A biometric system is an automatic technique used to identify a person based on their fingerprints and iris.

Once it is installed in Lesotho, passport applicants will have their fingerprints stored in a database.

Because each person’s fingerprints are unique the system will be able to detect when a person wants to make a fraudulent passport application.

The system will say when the last application was made and for how long the passport is valid.

The system will also be able to detect people who want to acquire numerous passports under different names.

The Passport Services Department says one of the reasons Lesotho has a huge passport backlog is because some individuals are applying for multiple passports under different names.

The department says many people already have more than one valid passport because the current system cannot detect multiple applications.

It is a criminal offence for a person to have two valid passports whether under the same names or different ones.

Passport services director Sello Mokoena told the Sunday Express that the biometric system will help clean up the mess in his department.

“That system is coming soon,” he said yesterday.

“Once we have the system it will be impossible for people to make multiple applications.

“That will mean we will only be dealing with people who are making new applications, replacements or renewals.”

Mokoena said the discussions that he had had with the Ministry of Home Affairs, under which his department falls, over a biometric system had been “fruitful”.

The ministry and the department, he said, were now working hard “to acquire the system as soon as possible”.

“The ministry wants this system in place urgently.
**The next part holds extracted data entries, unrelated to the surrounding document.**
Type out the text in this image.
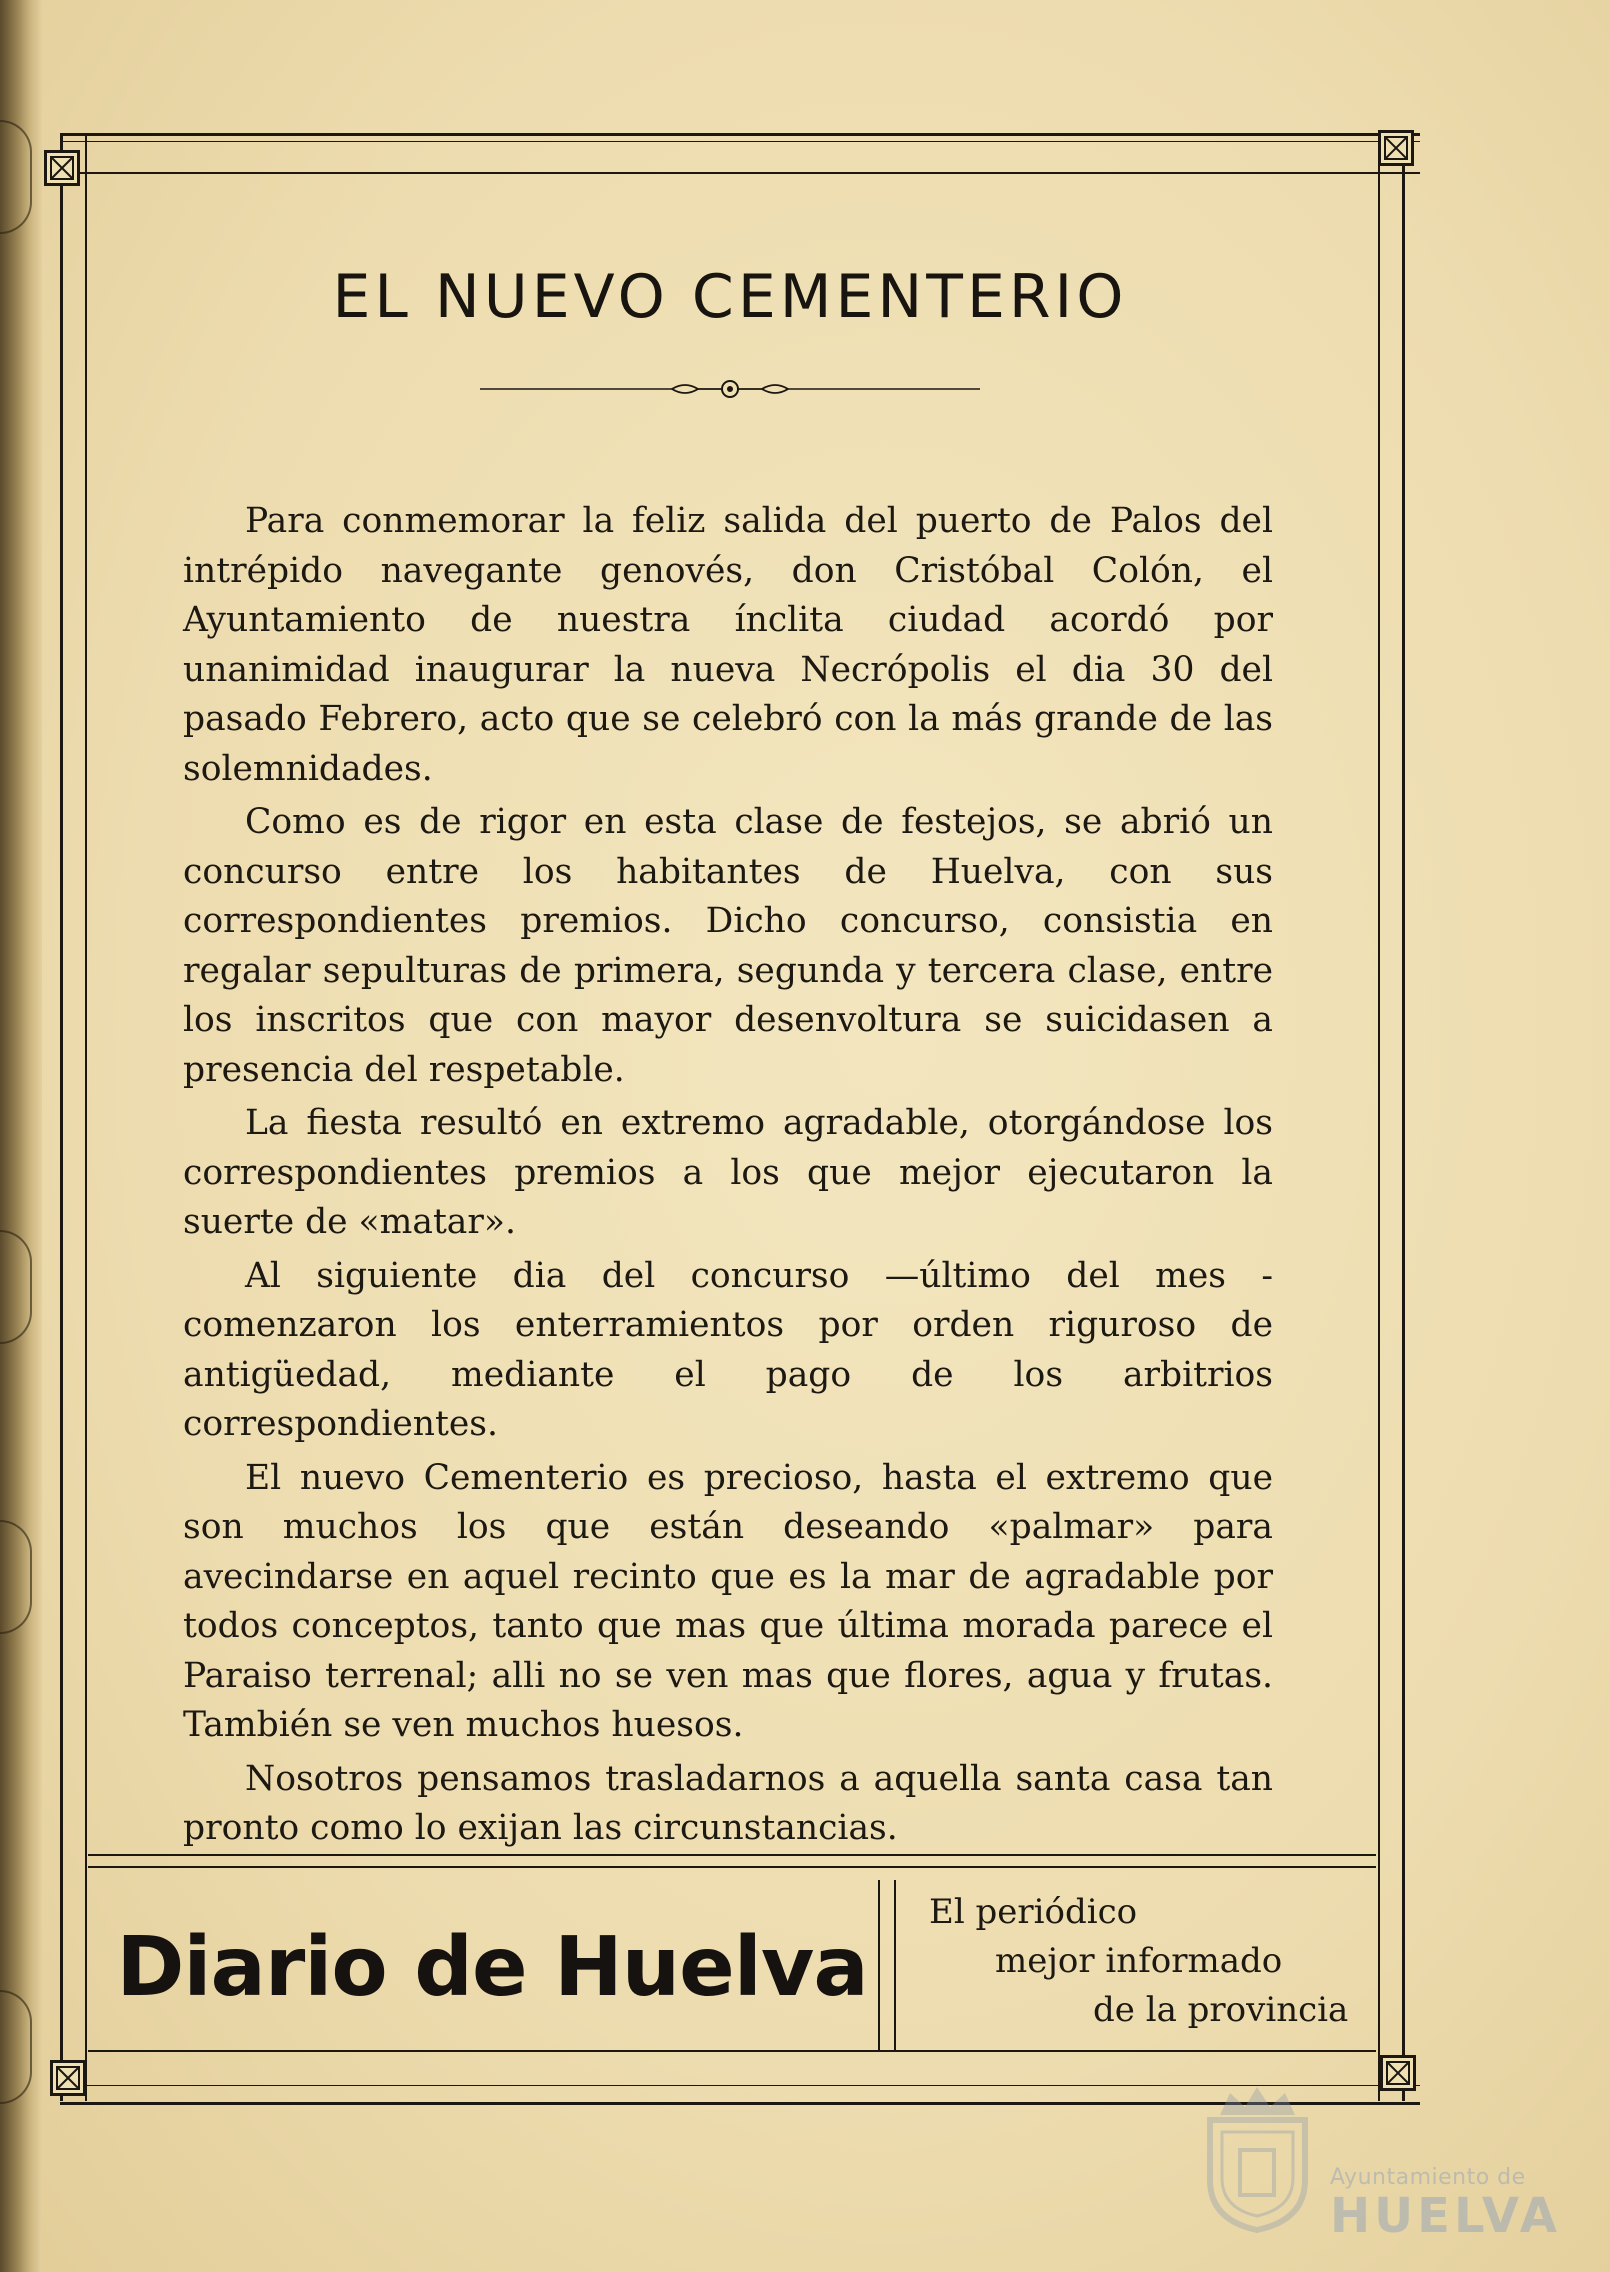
EL NUEVO CEMENTERIO

Para conmemorar la feliz salida del puerto de Palos del intrépido navegante genovés, don Cristóbal Colón, el Ayuntamiento de nuestra ínclita ciudad acordó por unanimidad inaugurar la nueva Necrópolis el dia 30 del pasado Febrero, acto que se celebró con la más grande de las solemnidades.

Como es de rigor en esta clase de festejos, se abrió un concurso entre los habitantes de Huelva, con sus correspondientes premios. Dicho concurso, consistia en regalar sepulturas de primera, segunda y tercera clase, entre los inscritos que con mayor desenvoltura se suicidasen a presencia del respetable.

La fiesta resultó en extremo agradable, otorgándose los correspondientes premios a los que mejor ejecutaron la suerte de «matar».

Al siguiente dia del concurso —último del mes - comenzaron los enterramientos por orden riguroso de antigüedad, mediante el pago de los arbitrios correspondientes.

El nuevo Cementerio es precioso, hasta el extremo que son muchos los que están deseando «palmar» para avecindarse en aquel recinto que es la mar de agradable por todos conceptos, tanto que mas que última morada parece el Paraiso terrenal; alli no se ven mas que flores, agua y frutas. También se ven muchos huesos.

Nosotros pensamos trasladarnos a aquella santa casa tan pronto como lo exijan las circunstancias.

Diario de Huelva
El periódico
mejor informado
de la provincia
Ayuntamiento de
HUELVA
The department is desperate for this system,” Mokoena said.

The department has been rocked by allegations of corruption over the past six months.

In March this year an undercover reporter from this paper uncovered a syndicate involving passport officials who were taking bribes to speed up the issuance of the travel documents.

The investigative story revealed how the syndicate was demanding as much as M800 to process a passport in two days.

It costs only M100 to get a passport through proper channels but because of the backlog some people have been on the waiting list for the past three years.

Nearly 200 000 applicants are still waiting for their passports but the department claims this number has reduced dramatically since June.

The department has also promised to eradicate corruption.

It recently moved its offices from the Pitso Ground to the old Disaster Management Authority building near the High Court.

Mokoena told the media that the Pitso Grounds offices had become a breeding ground for corruption.

Meanwhile, the department is eager to clean its image by showing evidence that its officers are not the only ones to blame for corruption in the issuance of passports.

On Friday the department hastily called a press conference where they told the reporters that they had caught a man who had a passport that had been tampered with.

Apparently it is Julius Ramotsokoane himself who reported to the department that his passport had been tampered with after he allegedly discovered that some of the pages in his passport had details of two other people.

Ramotsokoane, who had been using the passport since 2005, said he was only made aware of the inconsistence of his passport number when it was put through the scanner.

He was charged and fined M5 000.

The passport department says Ramotsokoane will not get a Lesotho passport again.

“Section 15 of the passports law of 1998 says so,” an official in the department said.

“It however does not say for how long a person who is found in possession of an illegal passport will not get one.”